Peu à peu, les forestiers se sont rendu compte que l'ère des mises en réserve totales devait faire place à un aménagement intensif des terres pour justifier la mainmise sur cette ressource essentielle. A cet égard, la régénération de la forêt, la permanence de la ressource, ou la création de nouveaux peuplements, devinrent les nouveaux pôles d'intérêt, qui amenèrent les facteurs économiques à peser sur la législation forestière. Il y a trente ou quarante ans, on se reposait dans la plupart des pays tropicaux sur la régénération naturelle, de sorte que la politique forestière visait à mettre en place une réglementation qui assurât cette régénération. Le « Tropical Shelterwood System », ou mode de régénération par coupes progressives, adopté au Nigeria à partir d'une méthode appliquée en Malaisie, s'est poursuivi avec un ensemble de prescriptions qui se sont presque érigées en dogme.
Le problème était que la politique de régénération naturelle de forêts hétérogènes se fondait sur des motifs économiques, mais que seulement un petit nombre de peuplements forestiers était économiquement viable.
Aussi la grande majorité des essences forestières ne bénéficia-t-elle pas de ces réglementations. Par ailleurs les politiques mises en uvre supposaient une stagnation technologique. Il s'avéra donc nécessaire de passer de la régénération naturelle à la régénération artificielle.
La plupart des pays francophones ont fait de la régénération artificielle une institution à part, nommée « fonds forestier », ayant ses statuts et sa réglementation propres, et employant un personnel spécialisé. Au contraire, les pays anglophones ont plutôt opté pour la constitution de fonds de régénération gérés par leurs services forestiers et dépendant du ministère de tutelle et du Trésor public. Dans ce cas, le manque d'autonomie et la méconnaissance des besoins spécifiques de la régénération forestière ont été aggravés par le déblocage des crédits au coup par coup.

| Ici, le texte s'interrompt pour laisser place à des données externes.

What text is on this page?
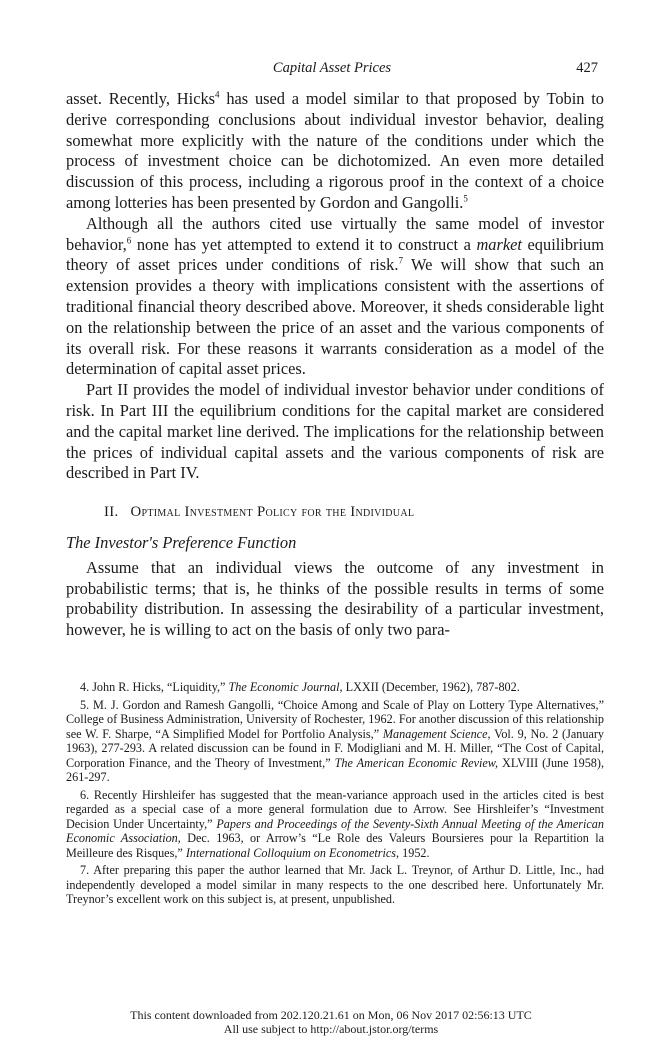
Capital Asset Prices	427

asset. Recently, Hicks$^4$ has used a model similar to that proposed by Tobin to derive corresponding conclusions about individual investor behavior, dealing somewhat more explicitly with the nature of the conditions under which the process of investment choice can be dichotomized. An even more detailed discussion of this process, including a rigorous proof in the context of a choice among lotteries has been presented by Gordon and Gangolli.$^5$

Although all the authors cited use virtually the same model of investor behavior,$^6$ none has yet attempted to extend it to construct a market equilibrium theory of asset prices under conditions of risk.$^7$ We will show that such an extension provides a theory with implications consistent with the assertions of traditional financial theory described above. Moreover, it sheds considerable light on the relationship between the price of an asset and the various components of its overall risk. For these reasons it warrants consideration as a model of the determination of capital asset prices.

Part II provides the model of individual investor behavior under conditions of risk. In Part III the equilibrium conditions for the capital market are considered and the capital market line derived. The implications for the relationship between the prices of individual capital assets and the various components of risk are described in Part IV.

II. Optimal Investment Policy for the Individual

The Investor's Preference Function

Assume that an individual views the outcome of any investment in probabilistic terms; that is, he thinks of the possible results in terms of some probability distribution. In assessing the desirability of a particular investment, however, he is willing to act on the basis of only two para-

4. John R. Hicks, “Liquidity,” The Economic Journal, LXXII (December, 1962), 787-802.

5. M. J. Gordon and Ramesh Gangolli, “Choice Among and Scale of Play on Lottery Type Alternatives,” College of Business Administration, University of Rochester, 1962. For another discussion of this relationship see W. F. Sharpe, “A Simplified Model for Portfolio Analysis,” Management Science, Vol. 9, No. 2 (January 1963), 277-293. A related discussion can be found in F. Modigliani and M. H. Miller, “The Cost of Capital, Corporation Finance, and the Theory of Investment,” The American Economic Review, XLVIII (June 1958), 261-297.

6. Recently Hirshleifer has suggested that the mean-variance approach used in the articles cited is best regarded as a special case of a more general formulation due to Arrow. See Hirshleifer’s “Investment Decision Under Uncertainty,” Papers and Proceedings of the Seventy-Sixth Annual Meeting of the American Economic Association, Dec. 1963, or Arrow’s “Le Role des Valeurs Boursieres pour la Repartition la Meilleure des Risques,” International Colloquium on Econometrics, 1952.

7. After preparing this paper the author learned that Mr. Jack L. Treynor, of Arthur D. Little, Inc., had independently developed a model similar in many respects to the one described here. Unfortunately Mr. Treynor’s excellent work on this subject is, at present, unpublished.

This content downloaded from 202.120.21.61 on Mon, 06 Nov 2017 02:56:13 UTC
All use subject to http://about.jstor.org/terms
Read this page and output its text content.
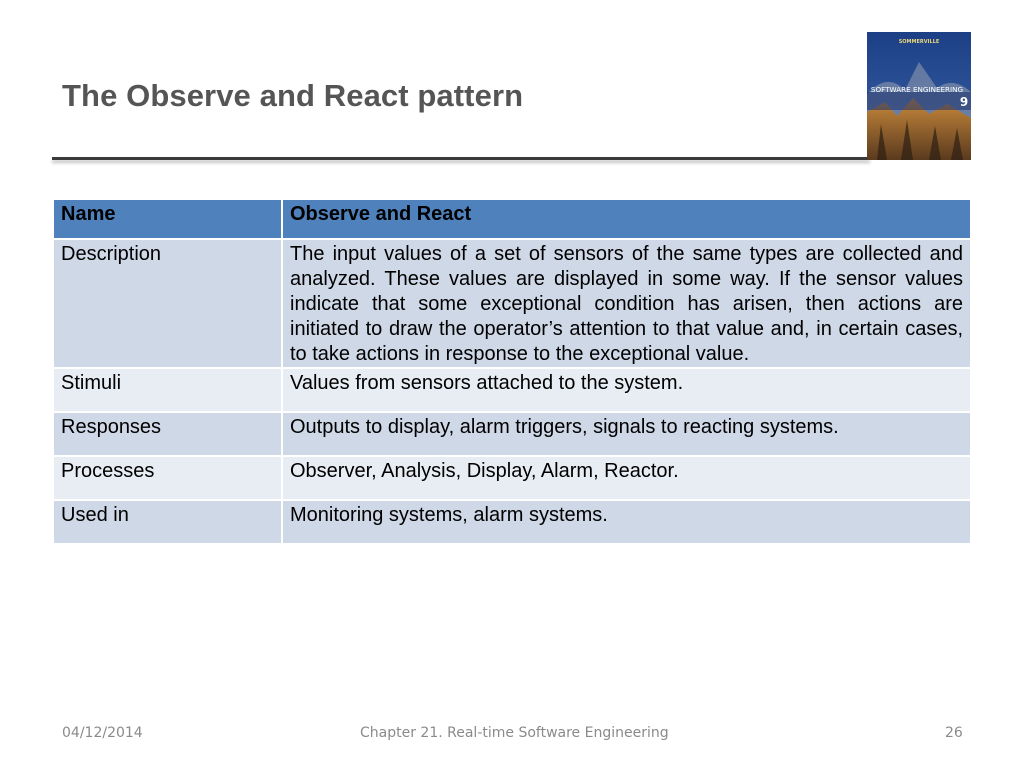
The Observe and React pattern
SOMMERVILLE
SOFTWARE ENGINEERING
9
Name	Observe and React
Description	The input values of a set of sensors of the same types are collected and analyzed. These values are displayed in some way. If the sensor values indicate that some exceptional condition has arisen, then actions are initiated to draw the operator’s attention to that value and, in certain cases, to take actions in response to the exceptional value.
Stimuli	Values from sensors attached to the system.
Responses	Outputs to display, alarm triggers, signals to reacting systems.
Processes	Observer, Analysis, Display, Alarm, Reactor.
Used in	Monitoring systems, alarm systems.
04/12/2014	Chapter 21. Real-time Software Engineering	26
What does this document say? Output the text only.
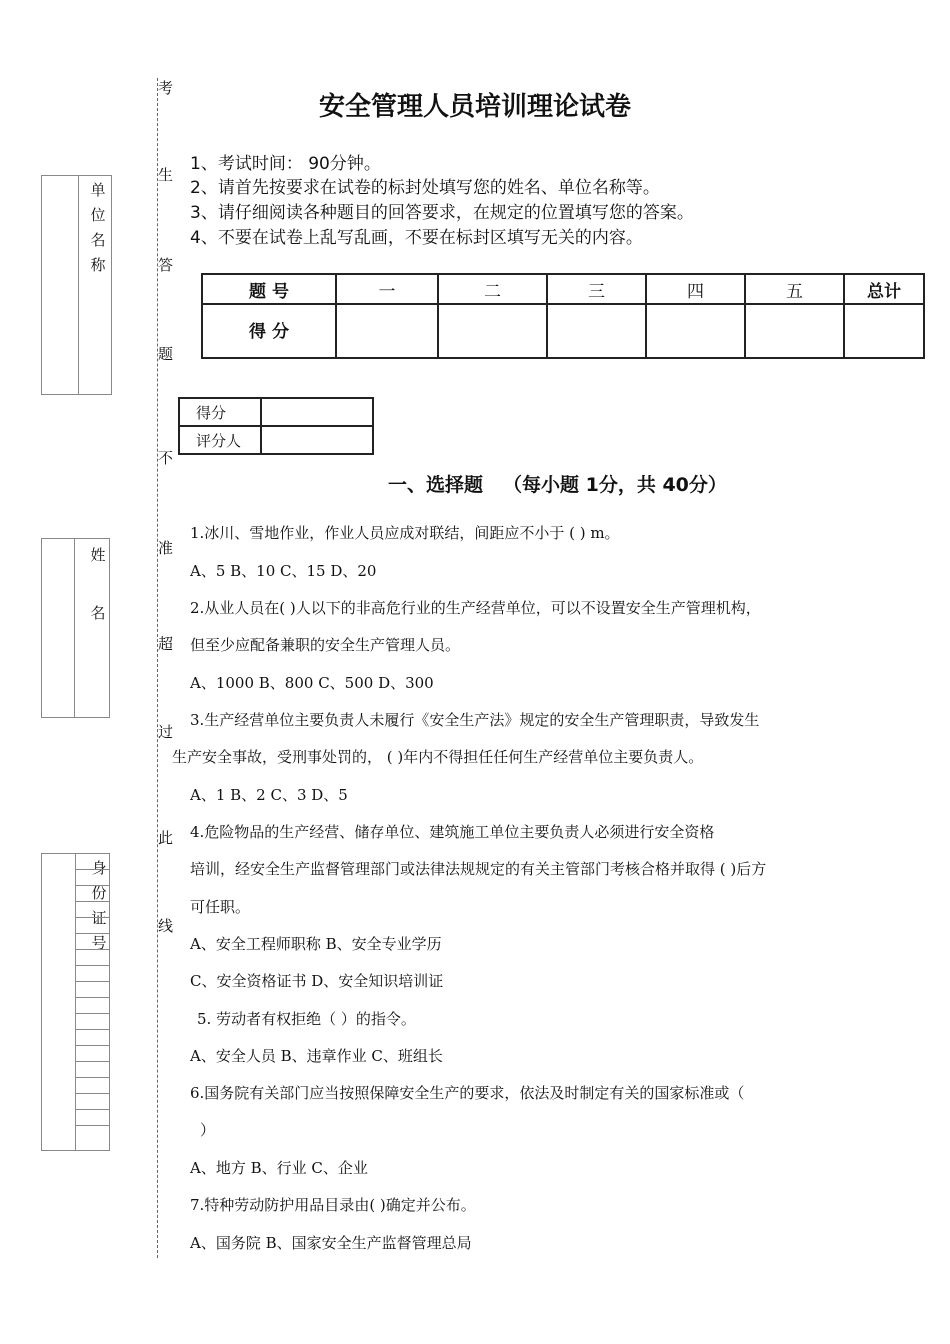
单
位
名
称
姓

名
身
份
证
号
考
生
答
题
不
准
超
过
此
线
安全管理人员培训理论试卷
1、考试时间： 90分钟。
2、请首先按要求在试卷的标封处填写您的姓名、单位名称等。
3、请仔细阅读各种题目的回答要求，在规定的位置填写您的答案。
4、不要在试卷上乱写乱画，不要在标封区填写无关的内容。
题 号	一	二	三	四	五	总计
得 分						
得分	
评分人	
一、选择题 （每小题 1分，共 40分）
1.冰川、雪地作业，作业人员应成对联结，间距应不小于 ( ) m。
A、5 B、10 C、15 D、20
2.从业人员在( )人以下的非高危行业的生产经营单位，可以不设置安全生产管理机构，
但至少应配备兼职的安全生产管理人员。
A、1000 B、800 C、500 D、300
3.生产经营单位主要负责人未履行《安全生产法》规定的安全生产管理职责，导致发生
生产安全事故，受刑事处罚的， ( )年内不得担任任何生产经营单位主要负责人。
A、1 B、2 C、3 D、5
4.危险物品的生产经营、储存单位、建筑施工单位主要负责人必须进行安全资格
培训，经安全生产监督管理部门或法律法规规定的有关主管部门考核合格并取得 ( )后方
可任职。
A、安全工程师职称 B、安全专业学历
C、安全资格证书 D、安全知识培训证
5. 劳动者有权拒绝（ ）的指令。
A、安全人员 B、违章作业 C、班组长
6.国务院有关部门应当按照保障安全生产的要求，依法及时制定有关的国家标准或（
）
A、地方 B、行业 C、企业
7.特种劳动防护用品目录由( )确定并公布。
A、国务院 B、国家安全生产监督管理总局
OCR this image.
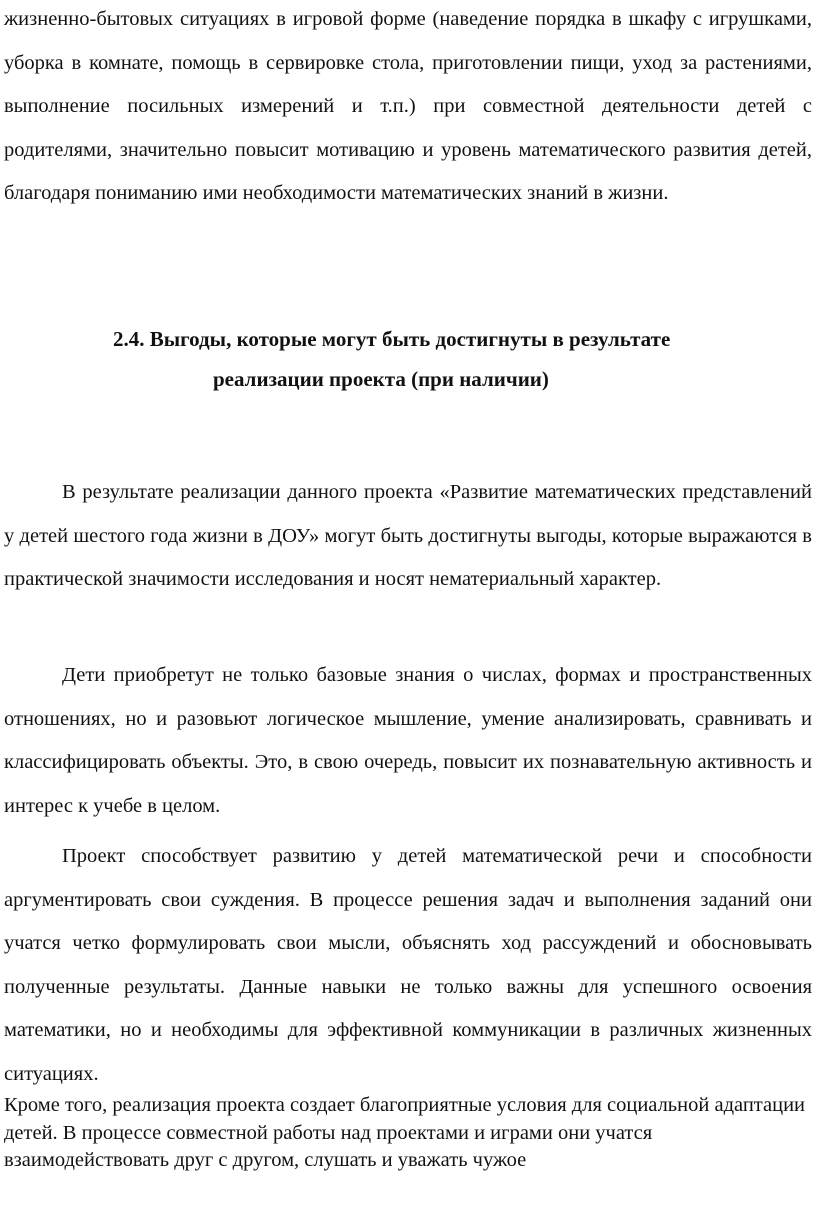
жизненно-бытовых ситуациях в игровой форме (наведение порядка в шкафу с игрушками, уборка в комнате, помощь в сервировке стола, приготовлении пищи, уход за растениями, выполнение посильных измерений и т.п.) при совместной деятельности детей с родителями, значительно повысит мотивацию и уровень математического развития детей, благодаря пониманию ими необходимости математических знаний в жизни.

2.4. Выгоды, которые могут быть достигнуты в результате
реализации проекта (при наличии)

В результате реализации данного проекта «Развитие математических представлений у детей шестого года жизни в ДОУ» могут быть достигнуты выгоды, которые выражаются в практической значимости исследования и носят нематериальный характер.

Дети приобретут не только базовые знания о числах, формах и пространственных отношениях, но и разовьют логическое мышление, умение анализировать, сравнивать и классифицировать объекты. Это, в свою очередь, повысит их познавательную активность и интерес к учебе в целом.

Проект способствует развитию у детей математической речи и способности аргументировать свои суждения. В процессе решения задач и выполнения заданий они учатся четко формулировать свои мысли, объяснять ход рассуждений и обосновывать полученные результаты. Данные навыки не только важны для успешного освоения математики, но и необходимы для эффективной коммуникации в различных жизненных ситуациях.

Кроме того, реализация проекта создает благоприятные условия для социальной адаптации детей. В процессе совместной работы над проектами и играми они учатся взаимодействовать друг с другом, слушать и уважать чужое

Le résultat est que, alors que les pays francophones ont mis sur pied des programmes de reboisement confiés à des organismes paraétatiques capables d'assurer dans une assez large mesure une reconstitution systématique de la forêt, les pays anglophones ont été amenés à se reposer sur des techniques peu coûteuses, mais limitées, sans aucun cadre juridique propre. Il n'est donc pas étonnant que la taungya, I'agrosylviculture et l'agroforesterie, qui ont été plus largement acceptées dans les pays anglophones qu'ailleurs, se soient développées en tant que palliatif socio-économique plutôt que comme un moyen bien pensé et codifié de création de ressources.
A d'autres égards, les points de vue français et britanniques sur la protection et la régénération des forêts étaient, à l'époque coloniale, très proches sinon identiques. Par exemple, les Britanniques introduisirent des lois et règlements pour la protection des forêts et de leurs produits contre les violations, le vol et le feu. Ils obligèrent les exploitants forestiers à mettre en place de jeunes plants pour remplacer les arbres abattus. En outre, les agriculteurs étaient contraints de maintenir, protéger et soigner sur leurs terres les plants de certaines essences classées. Cette obligation particulière non seulement manquait de motivation, mais aussi soulevait la question fondamentale de la propriété du sol et du partage des revenus, qui est capitale pour le concept de l'agroforesterie.
Des réglementations analogues furent introduites dans de nombreux pays francophones. Au Niger, par exemple, quinze essences d'intérêt économique particulier pour l'administration coloniale étaient protégées, même lorsqu'elles poussaient sur les terres des paysans. La conséquence des réglementations quelque peu arbitraires au Niger est que les arbres sont privés de protection efficace malgré les lourdes sanctions pour les dommages qui leur sont causés. Au Nigeria, au Niger et ailleurs, ces lois et les autres qui établissent un contrôle sur l'exercice du droit de propriété privée sans y apporter de compensation sont une négation du développement coopératif. Elles sont antiéconomiques, et ont fait manquer une bonne occasion de propager l'agroforesterie.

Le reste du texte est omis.